Blue Jasmine

You guessed it, we went to San Diego and saw movies.  Here are three reviews of must-see films.  I’m always interested in your thoughts about film.

 

Blue Jasmine (Cate Blanchett, Alec Baldwin, Sally Hawkins, Andrew Dice Clay, Bobby Cannavale, Louis C.K., Peter Sarsgaard) – Cate Blanchett gives an Oscar-worthy performance in Woody Allen’s tale of a disgraced socialite who is forced to move in with her working-class sister.  Featuring typical shotgun, stream-of-consciousness Woody dialogue, the movie is one of Allen’s great character studies, punctuated by irony and humor while keeping emotions right on the surface.  Most of his films feature what I call the “Woody character.”  Sometimes, it’s him but, more recently, he chooses an interesting character to serve as the neurotic.  Here, that character is Jasmine (Blanchett), the wife of a Bernie Madoff-type con artist who bilked people out of money while living the highest of high lives.  Jasmine, whose real first name is Jeanette, bagged Hal (Alec Baldwin) with her good looks, excellent taste, and social grace.  She never had to do anything else.  She dropped out of college and played the part, keeping herself ignorant of her husband’s shenanigans.

Hal is exposed, goes to jail, and hangs himself.  Jasmine loses everything, too, and is lucky she isn’t incarcerated since Hal put her name on lots of his phony deals.  So she heads from New York to California to move in with her sister, Ginger (Sally Hawkins), and start a new life.  But she has no skills, little motivation, and a lifestyle honed through years as a dilettante.

Throughout the film, we meet a host of wonderful Woody-defined characters.  First, there is Ginger’s ex-husband, Augie (Andrew Dice Clay), who resents the fact that Hal invested his $200,000 in lottery winnings in one of those scam ventures.  There is Ginger’s current boyfriend, Chili, played wonderfully (as always) by Bobby Cannavale.  He loves her, doesn’t connect with Jasmine at all, and fights to win Ginger back after she has a fling with Al (Louis C.K. in a surprising acting turn).  None of the characters feels true to life, but that is typical of Allen.  These people seem unreal but terribly interesting.

As Jasmine decides to turn her life around by enrolling in a computer class in the hopes of eventually becoming an interior designer, she finds she has no aptitude and little motivation.  She goes to work for a lecherous dentist (Michael Stuhlbarg) to make ends meet but that doesn’t end well.  By chance, a classmate invites her to a garden party where she meets Dwight (Peter Sarsgaard), a diplomat who has just purchased a fantastic home right on the bay.  Suddenly, she is right at home.  He needs a decorator; she needs a husband with money.  It is match made in heaven.  Well, not so fast; this is a Woody movie.  I will leave the rest of the story to your viewing pleasure.
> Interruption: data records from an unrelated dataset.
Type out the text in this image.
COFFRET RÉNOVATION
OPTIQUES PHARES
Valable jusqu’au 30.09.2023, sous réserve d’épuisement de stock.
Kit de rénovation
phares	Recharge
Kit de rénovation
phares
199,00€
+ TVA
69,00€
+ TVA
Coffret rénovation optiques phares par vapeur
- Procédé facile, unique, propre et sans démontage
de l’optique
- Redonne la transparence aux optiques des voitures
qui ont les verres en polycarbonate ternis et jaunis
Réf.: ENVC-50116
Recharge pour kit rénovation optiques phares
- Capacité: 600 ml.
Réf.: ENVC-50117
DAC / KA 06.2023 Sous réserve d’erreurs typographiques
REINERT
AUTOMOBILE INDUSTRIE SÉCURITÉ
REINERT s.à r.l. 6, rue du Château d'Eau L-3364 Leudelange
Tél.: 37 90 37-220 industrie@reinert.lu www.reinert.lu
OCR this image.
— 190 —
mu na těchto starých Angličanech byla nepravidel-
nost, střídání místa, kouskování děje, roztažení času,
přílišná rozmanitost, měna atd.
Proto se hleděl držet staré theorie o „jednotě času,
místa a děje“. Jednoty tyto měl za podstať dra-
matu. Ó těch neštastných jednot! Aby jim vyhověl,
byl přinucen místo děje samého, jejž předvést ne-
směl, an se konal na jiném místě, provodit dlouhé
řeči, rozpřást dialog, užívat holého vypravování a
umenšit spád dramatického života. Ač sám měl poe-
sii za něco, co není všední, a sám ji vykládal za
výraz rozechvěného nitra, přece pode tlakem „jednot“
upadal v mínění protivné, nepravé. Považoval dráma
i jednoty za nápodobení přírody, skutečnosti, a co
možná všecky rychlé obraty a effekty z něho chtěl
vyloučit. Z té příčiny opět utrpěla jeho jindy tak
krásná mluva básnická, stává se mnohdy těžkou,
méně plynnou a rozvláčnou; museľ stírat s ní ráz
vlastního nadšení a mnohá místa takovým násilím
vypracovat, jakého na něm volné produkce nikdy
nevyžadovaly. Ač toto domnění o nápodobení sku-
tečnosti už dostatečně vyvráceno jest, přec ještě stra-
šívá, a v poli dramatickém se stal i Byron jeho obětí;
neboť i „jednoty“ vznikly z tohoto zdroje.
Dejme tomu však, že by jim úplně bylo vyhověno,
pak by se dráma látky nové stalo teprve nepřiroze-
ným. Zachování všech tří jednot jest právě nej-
As famous and heralded as Woody Allen is, he is best known for creating characters and coaxing performances that warrant Oscar nominations.  Fifteen actors have been nominated in Allen’s movies: Diane Keaton, Geraldine Page, Maureen Stapleton, Mariel Hemingway, Michael Caine, Dianne Wiest, Martin Landau, Judy Davis, Chazz Palminteri, Jennifer Tilly, Mira Sorvino, Sean Penn, Samantha Morton, Penelope Cruz and himself (five won Oscars).  Blanchett is bound to be the next.

Actors want to work for Woody regardless of his checkered personal history and they do so cheap.  Every Allen movie is an occasion even if they rarely achieve great box office success.  At 77 years old, Woody shows little desire to slow down.  I, for one, am glad about that.   I don’t love every Woody Allen movie but I like all of them, including Blue Jasmine.